Project Voldemort. Yet Another “big, distributed, persistent, fault-tolerant hash table”—this time from LinkedIn, released under the Apache 2.0 license. The approach to consistency is interesting—instead of using distributed transactions, they use versioning and “resolve inconsistencies at read time”. It also uses consistent hashing (as seen in libketama) to select servers. The design document has lots more information.
New Gearman Server & Library in C, MySQL UDFs. Gearman, the job queue written for LiveJournal and now used by Digg and Yahoo!, has been rewritten in C. Looks like a good candidate for an easily configured lightweight message queue. Also includes hooks for writing MySQL functions that can interact with queues.

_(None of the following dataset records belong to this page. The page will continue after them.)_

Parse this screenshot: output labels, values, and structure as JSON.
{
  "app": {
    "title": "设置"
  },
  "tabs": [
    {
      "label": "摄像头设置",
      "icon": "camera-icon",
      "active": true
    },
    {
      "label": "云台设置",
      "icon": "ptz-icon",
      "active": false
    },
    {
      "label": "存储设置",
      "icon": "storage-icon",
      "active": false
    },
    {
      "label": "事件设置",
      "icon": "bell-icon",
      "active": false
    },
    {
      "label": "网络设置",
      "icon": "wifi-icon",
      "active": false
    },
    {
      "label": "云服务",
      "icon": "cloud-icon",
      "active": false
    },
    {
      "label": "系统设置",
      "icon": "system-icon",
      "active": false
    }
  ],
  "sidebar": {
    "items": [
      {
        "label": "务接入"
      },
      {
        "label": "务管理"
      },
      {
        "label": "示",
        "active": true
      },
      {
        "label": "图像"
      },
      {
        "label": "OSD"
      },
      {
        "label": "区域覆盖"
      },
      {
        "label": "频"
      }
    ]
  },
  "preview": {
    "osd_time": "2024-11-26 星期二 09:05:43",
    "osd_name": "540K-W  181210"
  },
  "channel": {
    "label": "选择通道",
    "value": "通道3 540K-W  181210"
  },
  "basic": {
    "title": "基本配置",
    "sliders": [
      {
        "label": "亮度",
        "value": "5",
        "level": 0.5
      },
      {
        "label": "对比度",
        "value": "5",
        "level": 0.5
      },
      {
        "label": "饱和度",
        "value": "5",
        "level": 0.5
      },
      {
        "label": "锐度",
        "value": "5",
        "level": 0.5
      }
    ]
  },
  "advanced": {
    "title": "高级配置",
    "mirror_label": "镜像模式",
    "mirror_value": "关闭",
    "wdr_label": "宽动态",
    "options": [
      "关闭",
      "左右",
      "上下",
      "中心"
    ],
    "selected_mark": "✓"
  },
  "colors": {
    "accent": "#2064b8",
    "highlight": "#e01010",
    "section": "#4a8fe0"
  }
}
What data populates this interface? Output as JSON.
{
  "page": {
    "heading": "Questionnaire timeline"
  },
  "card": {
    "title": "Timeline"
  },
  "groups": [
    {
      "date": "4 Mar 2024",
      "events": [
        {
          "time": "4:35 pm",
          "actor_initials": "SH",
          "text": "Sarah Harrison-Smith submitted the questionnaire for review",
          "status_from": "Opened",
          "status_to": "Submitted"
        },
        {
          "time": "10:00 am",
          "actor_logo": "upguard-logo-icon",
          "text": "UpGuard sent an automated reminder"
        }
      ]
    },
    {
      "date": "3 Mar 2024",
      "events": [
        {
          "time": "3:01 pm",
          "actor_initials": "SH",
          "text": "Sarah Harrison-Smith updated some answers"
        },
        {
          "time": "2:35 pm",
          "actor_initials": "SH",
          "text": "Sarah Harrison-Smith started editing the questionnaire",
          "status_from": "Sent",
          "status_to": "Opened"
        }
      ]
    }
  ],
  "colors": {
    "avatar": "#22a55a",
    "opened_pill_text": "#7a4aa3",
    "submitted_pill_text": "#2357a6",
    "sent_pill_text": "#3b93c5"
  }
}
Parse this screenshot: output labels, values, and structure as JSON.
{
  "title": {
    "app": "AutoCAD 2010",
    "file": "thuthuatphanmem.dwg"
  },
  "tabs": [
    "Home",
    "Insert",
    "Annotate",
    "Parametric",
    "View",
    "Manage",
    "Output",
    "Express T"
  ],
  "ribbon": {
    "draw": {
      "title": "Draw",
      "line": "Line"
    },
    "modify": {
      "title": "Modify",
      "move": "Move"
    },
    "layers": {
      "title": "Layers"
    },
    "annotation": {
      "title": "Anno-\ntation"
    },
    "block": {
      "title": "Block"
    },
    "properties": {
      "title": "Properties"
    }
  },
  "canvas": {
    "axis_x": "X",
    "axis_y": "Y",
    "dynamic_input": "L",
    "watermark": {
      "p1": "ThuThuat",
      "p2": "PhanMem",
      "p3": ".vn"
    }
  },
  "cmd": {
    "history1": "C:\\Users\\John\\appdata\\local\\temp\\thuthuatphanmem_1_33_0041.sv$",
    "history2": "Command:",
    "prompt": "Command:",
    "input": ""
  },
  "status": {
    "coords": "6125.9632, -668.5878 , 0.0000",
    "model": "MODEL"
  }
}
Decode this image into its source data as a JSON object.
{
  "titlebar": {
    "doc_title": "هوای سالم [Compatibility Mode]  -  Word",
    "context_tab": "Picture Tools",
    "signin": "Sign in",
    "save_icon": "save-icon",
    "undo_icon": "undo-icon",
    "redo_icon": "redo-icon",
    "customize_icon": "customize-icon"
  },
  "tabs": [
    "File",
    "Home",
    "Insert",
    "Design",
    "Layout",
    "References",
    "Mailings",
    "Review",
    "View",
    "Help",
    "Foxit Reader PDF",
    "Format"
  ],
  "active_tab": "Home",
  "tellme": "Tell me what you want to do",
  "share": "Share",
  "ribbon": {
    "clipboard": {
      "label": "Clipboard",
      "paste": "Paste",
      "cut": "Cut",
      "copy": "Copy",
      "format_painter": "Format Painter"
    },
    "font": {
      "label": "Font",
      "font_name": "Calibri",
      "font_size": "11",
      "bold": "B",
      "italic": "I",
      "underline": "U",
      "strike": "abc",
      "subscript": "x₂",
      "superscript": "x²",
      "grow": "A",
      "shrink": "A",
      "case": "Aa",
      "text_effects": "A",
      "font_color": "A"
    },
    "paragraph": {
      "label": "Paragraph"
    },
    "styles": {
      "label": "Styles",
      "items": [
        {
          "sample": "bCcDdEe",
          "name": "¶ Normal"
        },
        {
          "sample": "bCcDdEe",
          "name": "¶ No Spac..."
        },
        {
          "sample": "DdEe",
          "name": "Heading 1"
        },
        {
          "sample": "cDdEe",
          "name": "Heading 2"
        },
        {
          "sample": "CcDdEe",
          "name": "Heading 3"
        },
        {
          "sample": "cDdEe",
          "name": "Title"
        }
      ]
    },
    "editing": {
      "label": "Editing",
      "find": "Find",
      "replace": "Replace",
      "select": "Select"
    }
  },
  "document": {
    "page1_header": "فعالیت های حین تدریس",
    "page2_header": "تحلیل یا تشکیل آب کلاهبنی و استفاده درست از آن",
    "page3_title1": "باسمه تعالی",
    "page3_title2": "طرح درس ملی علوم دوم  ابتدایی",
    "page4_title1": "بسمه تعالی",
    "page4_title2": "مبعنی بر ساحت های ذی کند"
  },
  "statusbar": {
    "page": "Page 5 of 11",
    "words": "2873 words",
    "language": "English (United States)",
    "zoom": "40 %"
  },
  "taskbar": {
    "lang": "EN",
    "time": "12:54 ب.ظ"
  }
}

MemcacheDB. A server that speaks the memcache protocol but uses Berkeley DB for reliable persistent storage. Speedy: 20,000 writes/second and 60,000+ reads/second. Includes a full replication mechanism (with custom memcache protocol commands) based on Berkeley DB’s.
2008
Scaling memcached at Facebook. Fascinating techie details on how Facebook forked memcache to use UDP and increase performance from 50,000 requests a second to 200,000. Now running on 800 servers with 28 TB of memory, and their code is on GitHub. (They may scale like crazy, but they can’t put their blog entry title in the title element?)